In this exhibition of three installations the curator Paul Zika playfully explores the notion of tangibility. Zika has brought together artists whose work at first appears to be both familiar, readily understood and tangible. However the work becomes more ambiguous, and the meaning more elusive the longer one considers it.

In her installation Claire Barclay uses tangible objects created from disconcertingly familiar materials and things. Three hoops sheathed in white fur are at first self evident, until gradually associations between the childhood toys and animal skin become apparent. A pair of translucent, blue-veined pig's ears smelling faintly of rancid lard hang by their silver earrings in the middle of an otherwise pristine white wall. The evocative associations elicit a frisson of recognition which is less cognitive than corporeal, provoked through the object's presence and sensations such as smell and touch. Enticing the viewer to brush against the tousled black feathers and thick down, a 13m black boa is slung diagonally through the space. Operating at a more intimate scale two balls slung in a tightly stitched crochet bag hang from a nail on the wall.

These seductive sculptural objects are sparsely placed in the gallery space; a corrupted minimalism. Seemingly utilitarian shelves and rows of wooden pegs, carefully crafted, seamlessly meld with features of the gallery such as the nondescript concrete columns, the grey carpeted floor, and the white walls. Disrupting distinctions, crimson crayon or lipstick is smeared on the wall behind a wooden bed base, several elastic bands hang from a row of pegs flaunting their subverted utilitarian function and a snakeskin dyed pink, taped to a column, is echoed by a long pink crotchet sock unravelling on the floor.

Stephen Bush and Jan Nelson in their installation titled South Face play with notions of reproduction, repetition and reality. While the work alludes to the tangible, it exploits the viewer's expectation of reality and offers only illusion and deceptions.

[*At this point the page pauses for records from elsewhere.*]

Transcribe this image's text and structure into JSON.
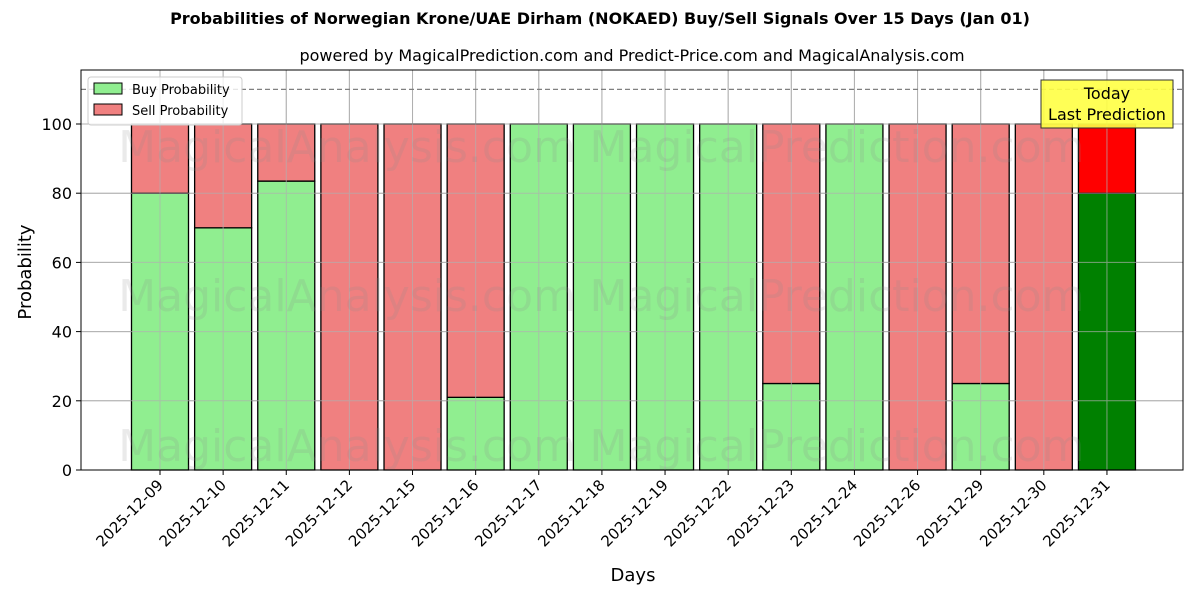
{
  "header": {
    "title": "Probabilities of Norwegian Krone/UAE Dirham (NOKAED) Buy/Sell Signals Over 15 Days (Jan 01)",
    "subtitle": "powered by MagicalPrediction.com and Predict-Price.com and MagicalAnalysis.com"
  },
  "legend": {
    "buy_label": "Buy Probability",
    "sell_label": "Sell Probability"
  },
  "annotation": {
    "line1": "Today",
    "line2": "Last Prediction"
  },
  "watermarks": [
    "MagicalAnalysis.com",
    "MagicalPrediction.com"
  ],
  "colors": {
    "buy": "#90ee90",
    "sell": "#f08080",
    "today_buy": "#008000",
    "today_sell": "#ff0000",
    "annotation_bg": "#ffff44",
    "grid": "#b0b0b0",
    "dashed_line": "#808080"
  },
  "chart_data": {
    "type": "bar",
    "stacked": true,
    "title": "Probabilities of Norwegian Krone/UAE Dirham (NOKAED) Buy/Sell Signals Over 15 Days (Jan 01)",
    "subtitle": "powered by MagicalPrediction.com and Predict-Price.com and MagicalAnalysis.com",
    "xlabel": "Days",
    "ylabel": "Probability",
    "ylim": [
      0,
      115
    ],
    "yticks": [
      0,
      20,
      40,
      60,
      80,
      100
    ],
    "reference_line": 110,
    "grid": true,
    "legend_position": "upper left",
    "categories": [
      "2025-12-09",
      "2025-12-10",
      "2025-12-11",
      "2025-12-12",
      "2025-12-15",
      "2025-12-16",
      "2025-12-17",
      "2025-12-18",
      "2025-12-19",
      "2025-12-22",
      "2025-12-23",
      "2025-12-24",
      "2025-12-26",
      "2025-12-29",
      "2025-12-30",
      "2025-12-31"
    ],
    "series": [
      {
        "name": "Buy Probability",
        "values": [
          80,
          70,
          83.5,
          0,
          0,
          21,
          100,
          100,
          100,
          100,
          25,
          100,
          0,
          25,
          0,
          80
        ]
      },
      {
        "name": "Sell Probability",
        "values": [
          20,
          30,
          16.5,
          100,
          100,
          79,
          0,
          0,
          0,
          0,
          75,
          0,
          100,
          75,
          100,
          20
        ]
      }
    ],
    "highlighted_category": "2025-12-31",
    "annotations": [
      "Today",
      "Last Prediction"
    ]
  }
}
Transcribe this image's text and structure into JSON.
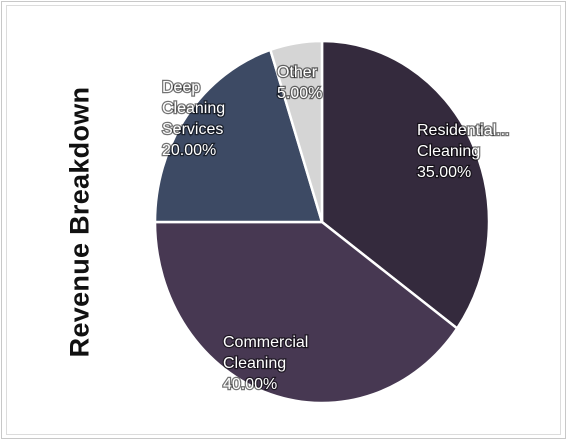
{
  "chart_data": {
    "type": "pie",
    "title": "Revenue Breakdown",
    "slices": [
      {
        "label": "Residential Cleaning",
        "display_label": "Residential...\nCleaning",
        "value": 35.0,
        "value_label": "35.00%",
        "color": "#342a3d"
      },
      {
        "label": "Commercial Cleaning",
        "display_label": "Commercial\nCleaning",
        "value": 40.0,
        "value_label": "40.00%",
        "color": "#473852"
      },
      {
        "label": "Deep Cleaning Services",
        "display_label": "Deep\nCleaning\nServices",
        "value": 20.0,
        "value_label": "20.00%",
        "color": "#3d4a64"
      },
      {
        "label": "Other",
        "display_label": "Other",
        "value": 5.0,
        "value_label": "5.00%",
        "color": "#d5d5d5"
      }
    ],
    "start_angle_deg": 0,
    "direction": "clockwise",
    "slice_border_color": "#ffffff"
  }
}
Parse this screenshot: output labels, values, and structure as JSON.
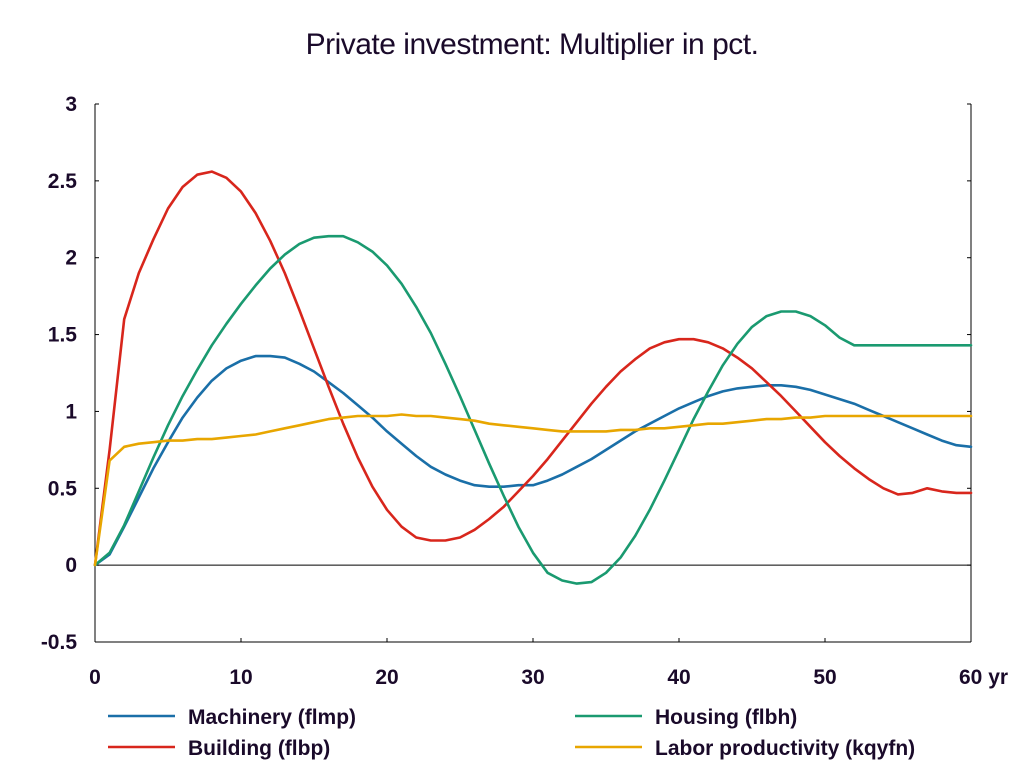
{
  "chart_data": {
    "type": "line",
    "title": "Private investment: Multiplier in pct.",
    "xlabel": "",
    "ylabel": "",
    "x_unit_label": "yr",
    "xlim": [
      0,
      60
    ],
    "ylim": [
      -0.5,
      3
    ],
    "x_ticks": [
      0,
      10,
      20,
      30,
      40,
      50,
      60
    ],
    "x_tick_labels": [
      "0",
      "10",
      "20",
      "30",
      "40",
      "50",
      "60 yr"
    ],
    "y_ticks": [
      -0.5,
      0,
      0.5,
      1,
      1.5,
      2,
      2.5,
      3
    ],
    "y_tick_labels": [
      "-0.5",
      "0",
      "0.5",
      "1",
      "1.5",
      "2",
      "2.5",
      "3"
    ],
    "grid": false,
    "zero_line": true,
    "legend_position": "bottom",
    "x": [
      0,
      1,
      2,
      3,
      4,
      5,
      6,
      7,
      8,
      9,
      10,
      11,
      12,
      13,
      14,
      15,
      16,
      17,
      18,
      19,
      20,
      21,
      22,
      23,
      24,
      25,
      26,
      27,
      28,
      29,
      30,
      31,
      32,
      33,
      34,
      35,
      36,
      37,
      38,
      39,
      40,
      41,
      42,
      43,
      44,
      45,
      46,
      47,
      48,
      49,
      50,
      51,
      52,
      53,
      54,
      55,
      56,
      57,
      58,
      59,
      60
    ],
    "series": [
      {
        "name": "Machinery (flmp)",
        "color": "#1a6fa8",
        "values": [
          0,
          0.07,
          0.25,
          0.44,
          0.63,
          0.8,
          0.96,
          1.09,
          1.2,
          1.28,
          1.33,
          1.36,
          1.36,
          1.35,
          1.31,
          1.26,
          1.19,
          1.12,
          1.04,
          0.96,
          0.87,
          0.79,
          0.71,
          0.64,
          0.59,
          0.55,
          0.52,
          0.51,
          0.51,
          0.52,
          0.52,
          0.55,
          0.59,
          0.64,
          0.69,
          0.75,
          0.81,
          0.87,
          0.92,
          0.97,
          1.02,
          1.06,
          1.1,
          1.13,
          1.15,
          1.16,
          1.17,
          1.17,
          1.16,
          1.14,
          1.11,
          1.08,
          1.05,
          1.01,
          0.97,
          0.93,
          0.89,
          0.85,
          0.81,
          0.78,
          0.77
        ]
      },
      {
        "name": "Building (flbp)",
        "color": "#d8261c",
        "values": [
          0,
          0.75,
          1.6,
          1.9,
          2.12,
          2.32,
          2.46,
          2.54,
          2.56,
          2.52,
          2.43,
          2.29,
          2.11,
          1.9,
          1.66,
          1.41,
          1.16,
          0.92,
          0.7,
          0.51,
          0.36,
          0.25,
          0.18,
          0.16,
          0.16,
          0.18,
          0.23,
          0.3,
          0.38,
          0.48,
          0.58,
          0.69,
          0.81,
          0.93,
          1.05,
          1.16,
          1.26,
          1.34,
          1.41,
          1.45,
          1.47,
          1.47,
          1.45,
          1.41,
          1.35,
          1.28,
          1.19,
          1.1,
          1.0,
          0.9,
          0.8,
          0.71,
          0.63,
          0.56,
          0.5,
          0.46,
          0.47,
          0.5,
          0.48,
          0.47,
          0.47
        ]
      },
      {
        "name": "Housing (flbh)",
        "color": "#1a9a70",
        "values": [
          0,
          0.08,
          0.26,
          0.48,
          0.7,
          0.91,
          1.1,
          1.27,
          1.43,
          1.57,
          1.7,
          1.82,
          1.93,
          2.02,
          2.09,
          2.13,
          2.14,
          2.14,
          2.1,
          2.04,
          1.95,
          1.83,
          1.68,
          1.51,
          1.31,
          1.1,
          0.88,
          0.66,
          0.45,
          0.25,
          0.08,
          -0.05,
          -0.1,
          -0.12,
          -0.11,
          -0.05,
          0.05,
          0.19,
          0.36,
          0.55,
          0.75,
          0.95,
          1.13,
          1.3,
          1.44,
          1.55,
          1.62,
          1.65,
          1.65,
          1.62,
          1.56,
          1.48,
          1.43,
          1.43,
          1.43,
          1.43,
          1.43,
          1.43,
          1.43,
          1.43,
          1.43
        ]
      },
      {
        "name": "Labor productivity (kqyfn)",
        "color": "#e8a600",
        "values": [
          0,
          0.68,
          0.77,
          0.79,
          0.8,
          0.81,
          0.81,
          0.82,
          0.82,
          0.83,
          0.84,
          0.85,
          0.87,
          0.89,
          0.91,
          0.93,
          0.95,
          0.96,
          0.97,
          0.97,
          0.97,
          0.98,
          0.97,
          0.97,
          0.96,
          0.95,
          0.94,
          0.92,
          0.91,
          0.9,
          0.89,
          0.88,
          0.87,
          0.87,
          0.87,
          0.87,
          0.88,
          0.88,
          0.89,
          0.89,
          0.9,
          0.91,
          0.92,
          0.92,
          0.93,
          0.94,
          0.95,
          0.95,
          0.96,
          0.96,
          0.97,
          0.97,
          0.97,
          0.97,
          0.97,
          0.97,
          0.97,
          0.97,
          0.97,
          0.97,
          0.97
        ]
      }
    ]
  }
}
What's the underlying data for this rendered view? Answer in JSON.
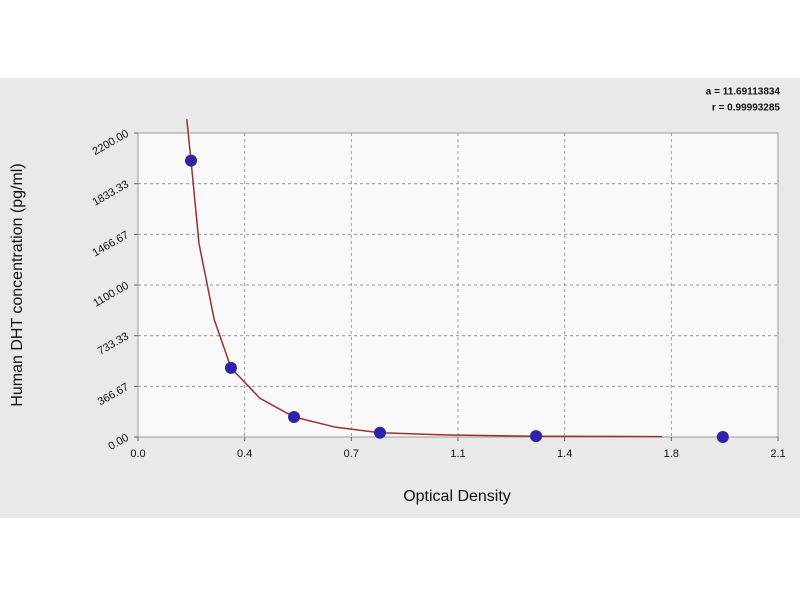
{
  "chart_data": {
    "type": "scatter",
    "x_label": "Optical Density",
    "y_label": "Human DHT concentration (pg/ml)",
    "annotations": [
      "a = 11.69113834",
      "r = 0.99993285"
    ],
    "x": [
      0.174,
      0.305,
      0.512,
      0.794,
      1.306,
      1.919
    ],
    "values": [
      2000,
      500,
      145,
      31,
      6,
      0
    ],
    "color": "#2e22a8",
    "fit_curve": {
      "x": [
        0.16,
        0.174,
        0.2,
        0.25,
        0.305,
        0.4,
        0.512,
        0.65,
        0.794,
        1.0,
        1.3,
        1.72
      ],
      "values": [
        2300,
        2000,
        1400,
        850,
        500,
        280,
        145,
        70,
        31,
        15,
        6,
        3
      ],
      "color": "#a0302a"
    },
    "xlim": [
      0,
      2.1
    ],
    "xticks": [
      {
        "value": 0,
        "label": "0.0"
      },
      {
        "value": 0.35,
        "label": "0.4"
      },
      0.7,
      {
        "value": 1.05,
        "label": "1.1"
      },
      1.4,
      {
        "value": 1.75,
        "label": "1.8"
      },
      2.1
    ],
    "ylim": [
      0,
      2200
    ],
    "yticks": [
      {
        "value": 0,
        "label": "0.00"
      },
      366.67,
      733.33,
      {
        "value": 1100,
        "label": "1100.00"
      },
      1466.67,
      1833.33,
      {
        "value": 2200,
        "label": "2200.00"
      }
    ],
    "grid": true
  }
}
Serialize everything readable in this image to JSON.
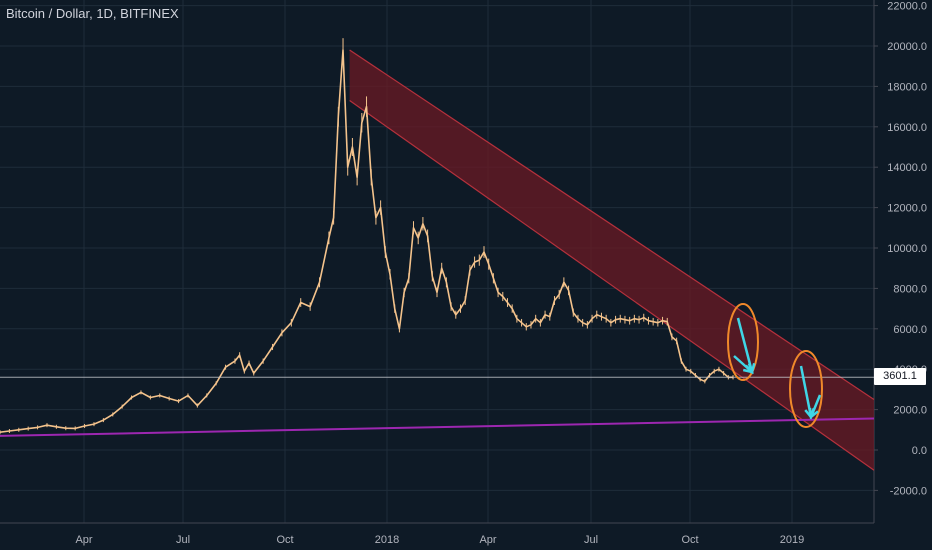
{
  "title": "Bitcoin / Dollar, 1D, BITFINEX",
  "current_price_label": "3601.1",
  "colors": {
    "background": "#0e1a26",
    "grid": "#1f2c3a",
    "price_line": "#f4c38c",
    "support_line": "#9c27b0",
    "channel_fill": "#6b1a24",
    "channel_edge": "#b5313c",
    "annotation_ellipse": "#f0892a",
    "annotation_arrow": "#3fd6e6",
    "axis_text": "#b2b5be",
    "crosshair": "#c7c9ce"
  },
  "chart_data": {
    "type": "line",
    "title": "Bitcoin / Dollar, 1D, BITFINEX",
    "xlabel": "",
    "ylabel": "",
    "ylim": [
      -3000,
      22000
    ],
    "y_ticks": [
      "22000.0",
      "20000.0",
      "18000.0",
      "16000.0",
      "14000.0",
      "12000.0",
      "10000.0",
      "8000.0",
      "6000.0",
      "4000.0",
      "2000.0",
      "0.0",
      "-2000.0"
    ],
    "x_ticks": [
      "Apr",
      "Jul",
      "Oct",
      "2018",
      "Apr",
      "Jul",
      "Oct",
      "2019"
    ],
    "grid": true,
    "series": [
      {
        "values": [
          [
            0,
            880
          ],
          [
            10,
            940
          ],
          [
            20,
            1000
          ],
          [
            30,
            1060
          ],
          [
            40,
            1120
          ],
          [
            50,
            1230
          ],
          [
            60,
            1150
          ],
          [
            70,
            1080
          ],
          [
            80,
            1070
          ],
          [
            90,
            1190
          ],
          [
            100,
            1280
          ],
          [
            110,
            1480
          ],
          [
            120,
            1760
          ],
          [
            130,
            2150
          ],
          [
            140,
            2600
          ],
          [
            150,
            2850
          ],
          [
            160,
            2600
          ],
          [
            170,
            2700
          ],
          [
            180,
            2550
          ],
          [
            190,
            2420
          ],
          [
            200,
            2700
          ],
          [
            210,
            2200
          ],
          [
            220,
            2700
          ],
          [
            230,
            3300
          ],
          [
            240,
            4100
          ],
          [
            250,
            4400
          ],
          [
            255,
            4700
          ],
          [
            260,
            3900
          ],
          [
            265,
            4300
          ],
          [
            270,
            3800
          ],
          [
            280,
            4400
          ],
          [
            290,
            5100
          ],
          [
            300,
            5800
          ],
          [
            310,
            6300
          ],
          [
            320,
            7300
          ],
          [
            330,
            7100
          ],
          [
            340,
            8300
          ],
          [
            350,
            10500
          ],
          [
            355,
            11500
          ],
          [
            360,
            16500
          ],
          [
            365,
            19800
          ],
          [
            370,
            14000
          ],
          [
            375,
            15000
          ],
          [
            380,
            13500
          ],
          [
            385,
            16200
          ],
          [
            390,
            17000
          ],
          [
            395,
            13500
          ],
          [
            400,
            11500
          ],
          [
            405,
            12000
          ],
          [
            410,
            9800
          ],
          [
            415,
            8700
          ],
          [
            420,
            7000
          ],
          [
            425,
            6000
          ],
          [
            430,
            7800
          ],
          [
            435,
            8500
          ],
          [
            440,
            11000
          ],
          [
            445,
            10500
          ],
          [
            450,
            11200
          ],
          [
            455,
            10600
          ],
          [
            460,
            8600
          ],
          [
            465,
            7800
          ],
          [
            470,
            9000
          ],
          [
            475,
            8300
          ],
          [
            480,
            7100
          ],
          [
            485,
            6700
          ],
          [
            490,
            7000
          ],
          [
            495,
            7400
          ],
          [
            500,
            8900
          ],
          [
            505,
            9300
          ],
          [
            510,
            9400
          ],
          [
            515,
            9800
          ],
          [
            520,
            9200
          ],
          [
            525,
            8500
          ],
          [
            530,
            7800
          ],
          [
            535,
            7600
          ],
          [
            540,
            7300
          ],
          [
            545,
            7000
          ],
          [
            550,
            6500
          ],
          [
            555,
            6300
          ],
          [
            560,
            6100
          ],
          [
            565,
            6200
          ],
          [
            570,
            6500
          ],
          [
            575,
            6300
          ],
          [
            580,
            6700
          ],
          [
            585,
            6600
          ],
          [
            590,
            7400
          ],
          [
            595,
            7700
          ],
          [
            600,
            8300
          ],
          [
            605,
            7900
          ],
          [
            610,
            6800
          ],
          [
            615,
            6500
          ],
          [
            620,
            6300
          ],
          [
            625,
            6200
          ],
          [
            630,
            6500
          ],
          [
            635,
            6700
          ],
          [
            640,
            6600
          ],
          [
            645,
            6500
          ],
          [
            650,
            6300
          ],
          [
            655,
            6450
          ],
          [
            660,
            6500
          ],
          [
            665,
            6450
          ],
          [
            670,
            6400
          ],
          [
            675,
            6500
          ],
          [
            680,
            6450
          ],
          [
            685,
            6550
          ],
          [
            690,
            6400
          ],
          [
            695,
            6350
          ],
          [
            700,
            6300
          ],
          [
            705,
            6400
          ],
          [
            710,
            6350
          ],
          [
            715,
            5600
          ],
          [
            720,
            5400
          ],
          [
            725,
            4400
          ],
          [
            730,
            4000
          ],
          [
            735,
            3900
          ],
          [
            740,
            3700
          ],
          [
            745,
            3500
          ],
          [
            750,
            3400
          ],
          [
            755,
            3700
          ],
          [
            760,
            3900
          ],
          [
            765,
            4000
          ],
          [
            770,
            3800
          ],
          [
            775,
            3600
          ],
          [
            780,
            3601
          ]
        ]
      },
      {
        "name": "",
        "values": [
          [
            0,
            700
          ],
          [
            930,
            1560
          ]
        ]
      }
    ],
    "channel": {
      "upper": [
        [
          372,
          19800
        ],
        [
          930,
          2500
        ]
      ],
      "lower": [
        [
          372,
          17300
        ],
        [
          930,
          -1000
        ]
      ]
    },
    "current_price": 3601.1
  }
}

A large image of a spectacular mountain range, painted directly onto the gallery walls in ochre red, alludes to the existence of a tangible landscape. However, far from offering us a depiction of a real vista it soon becomes evident that the landscape is not only a copy of an image reproduced in a mountaineering handbook, but the image has been constructed from amalgamating the copied image and its mirrored reflection. Leaning against this image, plaster multiples simulating birch logs, sit on ladder-like shelving. While tangible they inevitably disappoint. Like fake logs in electric heaters they never transcend their nature as simulacra.

Bush and Nelson explore repetition and reproduction of both tangible things and ideas. In one element of the installation titled Conversation between Freud and Darwin, four non-functional plaster pots which parody Wedgwood ceramics, are embossed with the profiles of Freud and Darwin. Of this work Jonathan Holmes writes in the catalogue essay that "the ideas that are 'contained' in their theories have, like everything else in this era of mechanical reproduction, become infinitely reproducible."(1)

A photograph depicting a ready-made installation found in a shopping centre has been included in South Face. It depicts a tawdry stuffed Barbar the 'elephant,' who supposedly brought civilisation back to his kingdom, entrapped on a polystyrene hill amid shoppers and advertising logos. In Bush and Nelson's installation the relationship between the tangible and real is questioned and found to be ambiguous.

John R. Neeson chose the interior of the colonial Powder Magazine, located in the Hobart Domain for his site specific installation titled Sixth Location. In his paintings Neeson intensely scrutinises and realistically depicts tangible aspects of the site. These images are then installed in the very site that they reflect.

In these detailed images the textured surfaces of the site are explored. Flaking olive green paint, irregularities in the wooden boards and dusty white bricks are revealed. The bevelled edge of the wooden panelling creates a strong horizontal line high on the walls. Neeson exploits and incorporates this formal element into his work, emphasising the spatial relationship of the images to each other and the site. On this edge Neeson balances and depicts two circular mirrors, a reflective sphere, and a folded white cloth - iconographic objects which refer to earlier 'relocations.' In the carefully painted reflections of the mirrored surfaces both tangible details of the site such as the austere grace of the arched brick vaults, and ephemeral aspects like the changing quality of light falling on the walls are revealed. Creating a convincing illusion, the architectural space in which the artist and subsequently the viewer physically operate is represented. While Neeson does not depict himself in the reflections, the intensity of the images alludes to the presence of the artist and his interaction within the space over a period of time.

Neeson installed these images, (which playfully incorporate a realistic rendering of an illusionary frame), within the site replacing the same segment of the wall that they represent. While perplexing the vision of the viewer, these images intensify both the experience of the physical site, and the more intangible qualities of interacting within the space.